The coffee beans themselves ripen slowly, needing shade, provided here by the Poró tree.   After harvest by hand, the beans go off to be processed – which is another whole fascinating business – and then the plants need to be pruned.  Old dead wood is removed, and the plants are thinned down to 4 or 5 good growing stems from the last years’ growth.  All residues are left to rot on the ground.  At CATIE, their soil pH requires them to lime annually, which also provides a fringe benefit.  By tossing the required dose of powdered dolomite into the canopy of the plants, foliar pests are reduced and there is some foliar uptake of calcium before the rest is washed into the soil with the next rain.
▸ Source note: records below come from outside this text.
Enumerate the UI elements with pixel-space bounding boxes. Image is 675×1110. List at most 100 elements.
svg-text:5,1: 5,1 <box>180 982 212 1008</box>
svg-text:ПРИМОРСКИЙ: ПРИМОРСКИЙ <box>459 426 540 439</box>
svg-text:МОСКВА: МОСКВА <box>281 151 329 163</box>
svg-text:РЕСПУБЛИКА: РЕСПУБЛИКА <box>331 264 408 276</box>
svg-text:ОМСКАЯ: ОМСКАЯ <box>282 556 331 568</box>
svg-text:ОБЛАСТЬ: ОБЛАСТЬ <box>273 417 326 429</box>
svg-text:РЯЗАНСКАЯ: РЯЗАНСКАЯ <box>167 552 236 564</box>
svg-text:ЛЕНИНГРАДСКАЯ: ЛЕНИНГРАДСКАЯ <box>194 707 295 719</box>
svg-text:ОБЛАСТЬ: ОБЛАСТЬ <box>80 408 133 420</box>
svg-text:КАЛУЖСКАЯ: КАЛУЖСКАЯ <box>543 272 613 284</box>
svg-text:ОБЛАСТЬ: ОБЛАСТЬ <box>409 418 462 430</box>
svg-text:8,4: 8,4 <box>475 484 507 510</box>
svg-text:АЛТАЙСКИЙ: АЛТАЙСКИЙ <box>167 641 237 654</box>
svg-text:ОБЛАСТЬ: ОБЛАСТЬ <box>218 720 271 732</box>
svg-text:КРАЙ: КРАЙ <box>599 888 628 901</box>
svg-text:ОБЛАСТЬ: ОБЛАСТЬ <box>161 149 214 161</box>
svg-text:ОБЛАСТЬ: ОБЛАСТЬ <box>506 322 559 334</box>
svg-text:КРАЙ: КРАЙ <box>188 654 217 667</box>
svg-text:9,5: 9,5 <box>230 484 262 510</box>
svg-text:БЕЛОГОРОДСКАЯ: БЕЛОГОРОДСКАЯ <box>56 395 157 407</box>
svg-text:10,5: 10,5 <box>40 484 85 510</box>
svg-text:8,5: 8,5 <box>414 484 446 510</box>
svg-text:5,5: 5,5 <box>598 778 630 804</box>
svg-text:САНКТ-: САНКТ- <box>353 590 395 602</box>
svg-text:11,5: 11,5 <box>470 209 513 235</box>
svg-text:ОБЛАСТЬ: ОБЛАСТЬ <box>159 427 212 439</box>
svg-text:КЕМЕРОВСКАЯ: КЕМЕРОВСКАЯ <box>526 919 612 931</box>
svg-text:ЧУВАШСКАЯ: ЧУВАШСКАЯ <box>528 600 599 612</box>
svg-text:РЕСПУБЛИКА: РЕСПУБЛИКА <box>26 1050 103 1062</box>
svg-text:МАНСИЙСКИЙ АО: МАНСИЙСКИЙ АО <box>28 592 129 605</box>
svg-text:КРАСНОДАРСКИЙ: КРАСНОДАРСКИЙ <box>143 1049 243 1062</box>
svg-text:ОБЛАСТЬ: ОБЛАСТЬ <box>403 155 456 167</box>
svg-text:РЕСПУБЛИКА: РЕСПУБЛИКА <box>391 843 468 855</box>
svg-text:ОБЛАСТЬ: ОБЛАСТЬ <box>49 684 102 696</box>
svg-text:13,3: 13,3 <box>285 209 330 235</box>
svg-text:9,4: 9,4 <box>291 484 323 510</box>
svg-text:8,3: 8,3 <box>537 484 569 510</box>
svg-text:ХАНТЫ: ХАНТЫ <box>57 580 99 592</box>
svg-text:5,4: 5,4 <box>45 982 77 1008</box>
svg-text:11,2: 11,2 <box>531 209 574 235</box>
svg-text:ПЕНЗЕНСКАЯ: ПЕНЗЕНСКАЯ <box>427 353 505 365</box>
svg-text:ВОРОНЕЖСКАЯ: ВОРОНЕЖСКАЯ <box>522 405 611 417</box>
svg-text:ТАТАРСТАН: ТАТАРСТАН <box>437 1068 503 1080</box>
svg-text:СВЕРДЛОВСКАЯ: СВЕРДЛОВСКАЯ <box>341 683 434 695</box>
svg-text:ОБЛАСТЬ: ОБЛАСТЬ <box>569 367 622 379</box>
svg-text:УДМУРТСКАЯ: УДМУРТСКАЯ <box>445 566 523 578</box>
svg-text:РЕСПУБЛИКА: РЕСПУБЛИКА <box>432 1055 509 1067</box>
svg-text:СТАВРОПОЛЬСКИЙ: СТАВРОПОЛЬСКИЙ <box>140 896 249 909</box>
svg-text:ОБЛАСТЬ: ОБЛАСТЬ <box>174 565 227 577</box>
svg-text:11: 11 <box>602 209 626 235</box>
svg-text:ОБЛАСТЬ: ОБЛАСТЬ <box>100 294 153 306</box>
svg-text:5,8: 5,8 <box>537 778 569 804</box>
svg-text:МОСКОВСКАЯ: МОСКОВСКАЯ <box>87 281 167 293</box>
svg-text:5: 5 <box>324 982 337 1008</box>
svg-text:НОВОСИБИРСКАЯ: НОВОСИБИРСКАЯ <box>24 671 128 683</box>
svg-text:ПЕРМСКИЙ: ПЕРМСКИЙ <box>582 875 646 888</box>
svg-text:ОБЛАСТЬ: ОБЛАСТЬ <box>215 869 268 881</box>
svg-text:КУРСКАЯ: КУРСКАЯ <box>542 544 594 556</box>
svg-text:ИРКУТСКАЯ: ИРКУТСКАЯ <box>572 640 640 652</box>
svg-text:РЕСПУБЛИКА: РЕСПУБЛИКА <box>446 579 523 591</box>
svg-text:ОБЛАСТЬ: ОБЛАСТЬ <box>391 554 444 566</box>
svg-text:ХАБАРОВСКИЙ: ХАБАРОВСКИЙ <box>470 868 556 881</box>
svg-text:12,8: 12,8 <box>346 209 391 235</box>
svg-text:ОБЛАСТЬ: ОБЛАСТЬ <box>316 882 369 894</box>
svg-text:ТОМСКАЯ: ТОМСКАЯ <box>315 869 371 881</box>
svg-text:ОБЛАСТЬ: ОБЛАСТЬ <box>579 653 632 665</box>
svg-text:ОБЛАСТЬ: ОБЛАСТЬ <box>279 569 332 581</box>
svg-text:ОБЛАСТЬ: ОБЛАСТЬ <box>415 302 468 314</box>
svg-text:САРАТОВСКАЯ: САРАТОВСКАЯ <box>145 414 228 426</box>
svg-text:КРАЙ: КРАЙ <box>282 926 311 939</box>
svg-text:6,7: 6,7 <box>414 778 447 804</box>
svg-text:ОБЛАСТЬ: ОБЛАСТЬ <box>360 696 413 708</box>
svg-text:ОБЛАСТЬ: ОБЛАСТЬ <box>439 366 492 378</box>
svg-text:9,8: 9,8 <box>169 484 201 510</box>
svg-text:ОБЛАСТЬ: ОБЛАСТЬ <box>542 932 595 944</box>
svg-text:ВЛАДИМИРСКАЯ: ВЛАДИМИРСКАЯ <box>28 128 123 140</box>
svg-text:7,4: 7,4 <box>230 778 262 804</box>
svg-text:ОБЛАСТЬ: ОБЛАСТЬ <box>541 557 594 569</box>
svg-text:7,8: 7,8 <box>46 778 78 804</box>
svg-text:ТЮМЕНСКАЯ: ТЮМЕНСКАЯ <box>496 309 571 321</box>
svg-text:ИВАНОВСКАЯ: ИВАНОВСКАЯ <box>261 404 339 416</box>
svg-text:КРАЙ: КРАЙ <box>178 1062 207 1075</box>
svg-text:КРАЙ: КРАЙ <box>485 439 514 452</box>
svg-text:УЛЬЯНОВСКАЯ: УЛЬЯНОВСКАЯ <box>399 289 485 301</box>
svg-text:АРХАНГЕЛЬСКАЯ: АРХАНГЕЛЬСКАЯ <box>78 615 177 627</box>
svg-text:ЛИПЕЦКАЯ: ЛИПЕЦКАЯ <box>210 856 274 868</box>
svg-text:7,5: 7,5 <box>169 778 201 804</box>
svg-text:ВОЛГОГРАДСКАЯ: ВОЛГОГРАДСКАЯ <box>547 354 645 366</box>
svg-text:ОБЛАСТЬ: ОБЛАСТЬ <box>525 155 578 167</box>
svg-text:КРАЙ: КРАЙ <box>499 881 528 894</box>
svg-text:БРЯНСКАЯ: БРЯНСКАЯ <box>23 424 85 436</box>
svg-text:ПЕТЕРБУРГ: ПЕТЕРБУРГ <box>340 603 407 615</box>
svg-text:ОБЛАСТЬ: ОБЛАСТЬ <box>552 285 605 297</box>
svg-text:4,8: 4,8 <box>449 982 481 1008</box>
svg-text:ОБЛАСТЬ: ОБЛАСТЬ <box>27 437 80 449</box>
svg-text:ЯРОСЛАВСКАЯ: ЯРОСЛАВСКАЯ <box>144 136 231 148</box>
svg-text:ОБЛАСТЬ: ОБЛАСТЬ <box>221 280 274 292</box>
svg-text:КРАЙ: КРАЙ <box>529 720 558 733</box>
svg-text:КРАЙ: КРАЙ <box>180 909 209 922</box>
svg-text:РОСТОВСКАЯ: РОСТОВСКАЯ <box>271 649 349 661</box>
Following this the shade trees need to be pruned to keep them manageable.  Poró is incredibly fast growing with a pulpy, watery wood and vicious thorns.  They are grown as pollards about 8-10 feet high, and every year most of the branches are removed, leaving some for dappled shade while the others grow back.  The branches are hacked off from ladders by machete, chopped up and used as mulch on the ground, breaking down surprisingly quickly despite the girth of some of them.  They also contain a lot of native bees’ nests.  I pretty quickly learned to sprint away through a minefield of brush and stumps!

Add to this a constant cycle of mowing in the organic crop and spraying weeds among the conventionally grown plants and you have yourself a pretty busy year.

Now, a razor-sharp machete is the tool of choice for your average work day on a coffee farm.  It is a versatile, highly efficient tool that, in skilled hands, performs jobs ranging from tree pruning to tooth pick.  What it also is, in less skilled hands, is a rather messy means of not only trimming your thumbnails, but also a small portion of thumb itself.  While pruning a bush one morning with my mind elsewhere, the inevitable happened.  The missing piece of thumb-meat was gone and would provide a good protein source for the ants, so I dripped my way over to Luis the foreman, and explained in my finest Spanish what had happened.  The long and the short of it is that having been patched up, they kept me away from machetes for a while.  They reckoned I could be trusted with a spade at least, and so I was re-assigned to their compost program. This turned out to be a great blessing in disguise; some more about that another day.